The problem was tied to the computer systems that process and store information about customer transactions involving credit cards, debit cards, cheques and merchandise returns -- some of them going back to 2003. The Royal Canadian Mounted Police and the U.S. Secret Service have been called in to investigate.

"While TJX has specifically identified some customer information that has been stolen from its systems, the full extent of the theft and affected customers is not yet known," the Framingham, Mass-based retailer said in a statement.

...

"I was stunned," said retail analyst John Chamberlain at Canadian Bond Rating Service. "That's not what you expect from a big retailer. You really expect that they would have stronger systems than that. You get to the point that you trust a retailer to keep that information."

Customers consider the shopping at TJX stores as a "treasure hunt," never quite sure what they'll find, he said. As a result, customers probably use plastic there more often because they don't always know how much they'll spend, he said.

Company officials didn't return calls. Their statement said the retailer kept the matter secret until yesterday at the request of law enforcement. The company said it promptly notified credit card companies and firms that process customer transactions.

An intruder grabbed information dealing with credit and debit cards sales in TJX stores during 2003 and part of 2006, according to the company.

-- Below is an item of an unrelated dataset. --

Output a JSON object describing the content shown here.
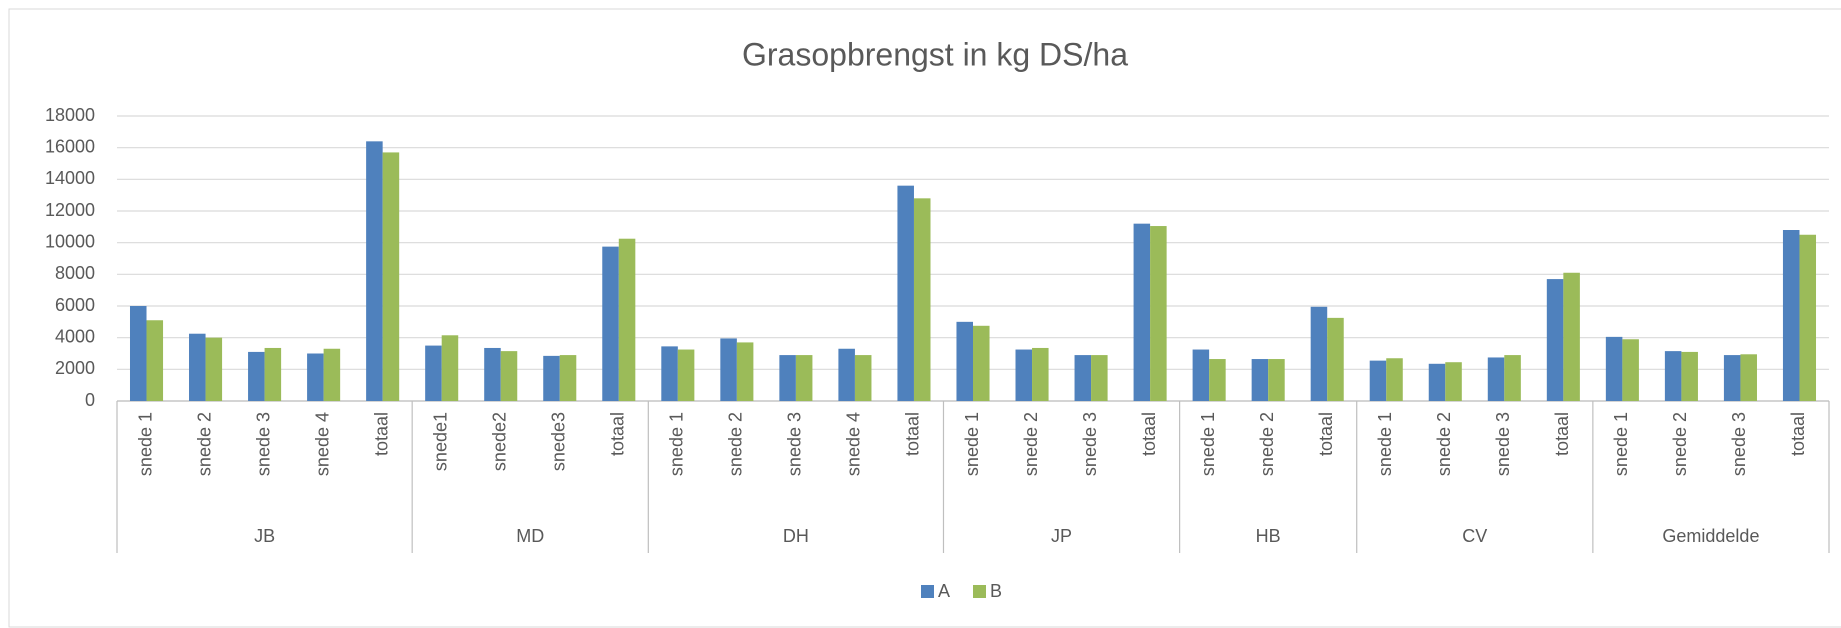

However, a source said that the debit transactions were confined to the U.S. market. TJX has been able to identify "a limited number" of credit card and debit card holders whose information was taken.

Canadian banks are scrambling to assess the potential damage. Tania Freedman, a Visa spokeswoman, said the company is forwarding information to banks. "These accounts were potentially exposed, [but] not all accounts that are exposed will experience fraud," she said, adding that customers are protected by the card's zero-liability policy.

...

In Canada, TJX runs 184 Winners and 68 HomeSense stores.

Expect much more info to come.....

Update (20070118): The Privacy Commissioner of Canada has inititated a complaint on her own accord related to the Talvest breach: Privacy Commissioner launches investigation of CIBC breach of Talvest customers' personal information.